Volgens het hof staat in de wetsgeschiedenis ‘(meer) nadrukkelijk de gerichtheid van de gedragingen ter zake van de werkzaamheid van een verboden verklaarde organisatie voorop’. Het hof heeft over de feiten in deze zaak geoordeeld dat het lopen met kleding en een tasje met de opdruk van Bandidos gezien de aard van de gedraging en de omstandigheden geen gedraging is die ten dienste staat aan het voortbestaan van de verboden organisatie. Het hof vond de gedraging daarvoor – in de woorden van de AG – te onbeduidend, namelijk een ongerichte, individuele actie van een voormalig lid van de organisatie.

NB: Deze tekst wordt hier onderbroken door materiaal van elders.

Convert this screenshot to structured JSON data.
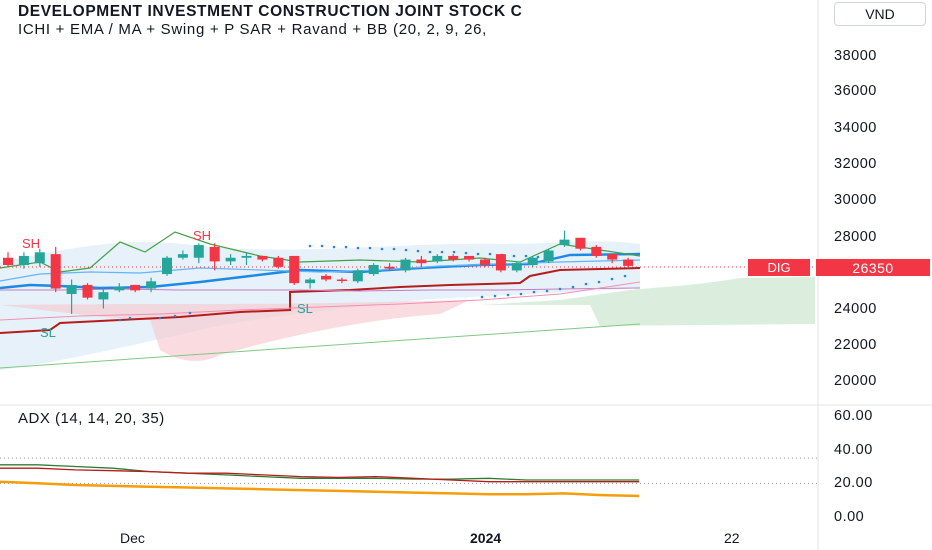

De AG vindt dat die redenering van het hof niet zonder meer overtuigt. De zaak gaat over het gebruik van symbolen van een organisatie die verboden is vanwege een cultuur van geweld en wetteloosheid. Deze ‘outlaw-cultuur’ wordt ook uitgedragen in kleding. Het dragen van bijvoorbeeld het 1%-teken is daarbij een teken waarmee men aan de buitenwereld wil laten zien dat men buiten de wet wil opereren en dat men een outlaw is. Volgens de AG is daarom niet zonder meer begrijpelijk dat het hof het openlijk dragen van deze verenigingskleding niet als voortzetting van de verboden organisatie heeft aangemerkt. Dat wordt nog versterkt doordat de verdachte de kleding heeft gedragen bij het binnengaan van een gerechtsgebouw waar op dat moment een rechtszaak diende tegen leden van de motorclub. De gedraging is daarom volgens de AG niet zonder meer ‘ongericht’ zoals het hof oordeelde. Ook het dragen van kleding kan een gedraging zijn die uiting geeft aan het voortzetten van de verboden organisatie. Het lijkt de AG dat de wetgever een dergelijke gedraging evengoed strafbaar heeft willen stellen. Daarvan uitgaande had het hof beter moeten motiveren waarom de gedragingen van de verdachte toch niet als voortzetting van de verboden organisatie kunnen worden aangemerkt.

De AG adviseert de Hoge Raad dan ook de vrijspraak van het hof te vernietigen en de zaak terug te wijzen naar het gerechtshof om opnieuw te worden behandeld en beoordeeld.

Uitspraak Hoge Raad

De uitspraak van de Hoge Raad is (voorlopig) bepaald op 17 oktober 2023.

De conclusie van de advocaat-generaal is een onafhankelijk advies aan de Hoge Raad, die vrij is dat advies al dan niet te volgen. De advocaat-generaal maakt deel uit van het parket bij de Hoge Raad. Het parket bij de Hoge Raad is een zelfstandig, onafhankelijk onderdeel van de rechterlijke organisatie. Het behoort niet tot het Openbaar Ministerie.